Enhanced supervisory convergence and new centralizing powers for ESAs

In its mandate, among others, the Council suggests to introduce improvements to the existing system for supervisory convergence in order to improve the efficiency, coherence and overall transparency of the process. The Council position introduces new tools, for example the elaboration of a strategic supervisory plan at EU level, while reinforcing existing mechanisms such as peer reviews or consultation of the stakeholders groups.

The reform also reviews the powers of each of the three ESAs. The Council therefore recommends giving ESMA direct supervisory powers over critical benchmarks as well as services offering consolidated trading data covering trade in equity and non-equity instruments in the EU, the so-called "consolidated tape providers". In addition, the Council proposes that the exchange of information and cooperation between national authorities be strengthened, and that the ESAs should take better account of cross-border activities.

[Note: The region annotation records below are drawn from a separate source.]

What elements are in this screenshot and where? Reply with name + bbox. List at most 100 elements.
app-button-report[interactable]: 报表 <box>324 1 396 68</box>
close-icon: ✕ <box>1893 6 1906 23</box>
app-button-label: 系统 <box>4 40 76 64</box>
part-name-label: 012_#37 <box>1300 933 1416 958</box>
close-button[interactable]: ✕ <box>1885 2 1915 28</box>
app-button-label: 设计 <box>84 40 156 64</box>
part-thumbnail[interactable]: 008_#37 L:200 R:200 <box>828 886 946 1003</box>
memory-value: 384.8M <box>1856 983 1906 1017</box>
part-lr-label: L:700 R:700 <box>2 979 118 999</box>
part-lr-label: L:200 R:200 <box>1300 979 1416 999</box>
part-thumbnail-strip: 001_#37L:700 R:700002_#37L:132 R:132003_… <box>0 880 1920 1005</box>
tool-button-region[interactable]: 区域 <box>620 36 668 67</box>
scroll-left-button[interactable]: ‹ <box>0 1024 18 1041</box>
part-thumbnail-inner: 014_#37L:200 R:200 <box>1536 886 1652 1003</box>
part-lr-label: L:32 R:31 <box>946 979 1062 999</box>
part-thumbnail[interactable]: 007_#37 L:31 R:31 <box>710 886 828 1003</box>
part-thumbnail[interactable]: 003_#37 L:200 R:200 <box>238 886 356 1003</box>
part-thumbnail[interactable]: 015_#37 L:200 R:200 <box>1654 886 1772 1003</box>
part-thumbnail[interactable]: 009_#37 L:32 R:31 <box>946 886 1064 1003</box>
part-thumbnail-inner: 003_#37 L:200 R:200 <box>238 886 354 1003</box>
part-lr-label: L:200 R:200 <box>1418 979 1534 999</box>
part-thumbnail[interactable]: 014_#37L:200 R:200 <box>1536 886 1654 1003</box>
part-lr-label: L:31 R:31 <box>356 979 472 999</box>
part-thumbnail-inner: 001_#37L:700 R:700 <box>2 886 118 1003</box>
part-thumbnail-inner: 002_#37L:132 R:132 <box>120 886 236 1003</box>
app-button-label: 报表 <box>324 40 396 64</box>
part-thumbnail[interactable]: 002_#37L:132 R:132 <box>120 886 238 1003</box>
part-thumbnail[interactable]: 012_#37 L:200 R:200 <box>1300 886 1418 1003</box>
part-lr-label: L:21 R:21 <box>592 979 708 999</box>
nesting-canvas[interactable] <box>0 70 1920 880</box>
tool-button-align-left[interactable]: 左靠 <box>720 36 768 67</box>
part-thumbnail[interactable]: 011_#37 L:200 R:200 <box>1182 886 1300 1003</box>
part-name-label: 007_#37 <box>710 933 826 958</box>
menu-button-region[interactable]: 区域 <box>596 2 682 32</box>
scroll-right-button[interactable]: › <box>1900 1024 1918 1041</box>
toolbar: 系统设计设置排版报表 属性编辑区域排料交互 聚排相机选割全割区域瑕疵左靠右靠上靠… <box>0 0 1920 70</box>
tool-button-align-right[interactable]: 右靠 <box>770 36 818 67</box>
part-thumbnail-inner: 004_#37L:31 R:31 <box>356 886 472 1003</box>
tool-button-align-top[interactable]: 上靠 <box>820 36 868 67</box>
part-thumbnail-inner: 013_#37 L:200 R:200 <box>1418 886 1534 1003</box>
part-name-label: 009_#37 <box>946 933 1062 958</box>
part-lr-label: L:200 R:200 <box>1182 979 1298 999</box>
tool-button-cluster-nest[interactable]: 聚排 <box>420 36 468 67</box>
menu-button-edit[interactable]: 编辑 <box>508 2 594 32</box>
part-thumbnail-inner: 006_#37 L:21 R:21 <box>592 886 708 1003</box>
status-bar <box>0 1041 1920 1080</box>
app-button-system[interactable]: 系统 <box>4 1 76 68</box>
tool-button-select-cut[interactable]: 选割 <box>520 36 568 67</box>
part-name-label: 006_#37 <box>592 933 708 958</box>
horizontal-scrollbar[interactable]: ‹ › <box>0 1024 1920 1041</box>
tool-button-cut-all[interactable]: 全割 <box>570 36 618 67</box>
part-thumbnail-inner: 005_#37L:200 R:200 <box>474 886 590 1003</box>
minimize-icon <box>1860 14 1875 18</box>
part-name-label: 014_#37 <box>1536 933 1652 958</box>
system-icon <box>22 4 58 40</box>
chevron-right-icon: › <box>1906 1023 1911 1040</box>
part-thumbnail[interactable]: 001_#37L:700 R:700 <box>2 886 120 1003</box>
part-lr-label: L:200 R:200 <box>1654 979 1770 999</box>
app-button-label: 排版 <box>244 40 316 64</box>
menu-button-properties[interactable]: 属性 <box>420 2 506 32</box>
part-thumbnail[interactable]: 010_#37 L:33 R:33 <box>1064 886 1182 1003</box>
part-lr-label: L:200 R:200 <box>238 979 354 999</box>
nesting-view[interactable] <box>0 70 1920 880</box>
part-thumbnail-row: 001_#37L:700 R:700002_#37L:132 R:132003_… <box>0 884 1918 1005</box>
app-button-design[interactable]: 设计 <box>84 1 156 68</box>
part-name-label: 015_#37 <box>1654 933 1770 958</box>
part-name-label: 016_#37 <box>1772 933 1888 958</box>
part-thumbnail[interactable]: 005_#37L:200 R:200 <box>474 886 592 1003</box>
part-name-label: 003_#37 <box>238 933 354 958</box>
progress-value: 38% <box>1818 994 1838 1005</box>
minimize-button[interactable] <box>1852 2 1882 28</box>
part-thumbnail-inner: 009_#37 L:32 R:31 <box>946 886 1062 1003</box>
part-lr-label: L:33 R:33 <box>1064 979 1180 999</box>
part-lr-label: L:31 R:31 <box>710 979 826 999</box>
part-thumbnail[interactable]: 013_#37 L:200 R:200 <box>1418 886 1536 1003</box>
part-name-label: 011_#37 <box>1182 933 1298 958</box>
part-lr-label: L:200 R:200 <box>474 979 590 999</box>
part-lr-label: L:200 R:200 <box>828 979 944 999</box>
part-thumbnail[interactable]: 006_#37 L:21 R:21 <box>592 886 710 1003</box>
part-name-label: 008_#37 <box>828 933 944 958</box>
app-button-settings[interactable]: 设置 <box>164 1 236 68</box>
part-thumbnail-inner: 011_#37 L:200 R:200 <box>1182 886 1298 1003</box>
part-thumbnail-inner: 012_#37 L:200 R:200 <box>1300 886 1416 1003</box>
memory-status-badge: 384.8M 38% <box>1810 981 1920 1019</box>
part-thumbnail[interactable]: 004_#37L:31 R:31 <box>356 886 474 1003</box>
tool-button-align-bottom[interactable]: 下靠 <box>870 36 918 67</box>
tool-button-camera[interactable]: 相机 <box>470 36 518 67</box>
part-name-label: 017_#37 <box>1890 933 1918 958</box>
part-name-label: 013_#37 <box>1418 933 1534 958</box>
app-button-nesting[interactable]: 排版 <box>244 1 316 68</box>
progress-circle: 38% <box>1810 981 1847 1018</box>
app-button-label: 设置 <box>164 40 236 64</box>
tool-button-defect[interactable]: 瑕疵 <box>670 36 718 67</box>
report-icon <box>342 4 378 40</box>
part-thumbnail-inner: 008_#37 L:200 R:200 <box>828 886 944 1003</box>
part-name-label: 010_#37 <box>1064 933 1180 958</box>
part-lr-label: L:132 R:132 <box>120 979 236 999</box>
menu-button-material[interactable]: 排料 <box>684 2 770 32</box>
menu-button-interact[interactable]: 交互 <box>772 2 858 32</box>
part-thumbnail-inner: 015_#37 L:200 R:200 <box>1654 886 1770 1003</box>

Finally, the reform aims at improving the functioning of the European Systemic Risk Board (ESRB) with target amendments. In its position, the Council seeks to clarify the role and competences of the ESRB in order to minimize potential risks of conflict of interests between the ECB's different responsibilities in the fields of monetary policy, micro-prudential supervision (as the SSM) and macro-prudential supervision (as the ESRB).

Next steps

Following the Council's confirmation of the general approach, both co-legislators are now in a position to start trilogue negotiations on the basis of the complete ESFS mandate, with a view to reaching an agreement at first reading. The first trilogue is scheduled to take place on 14 February.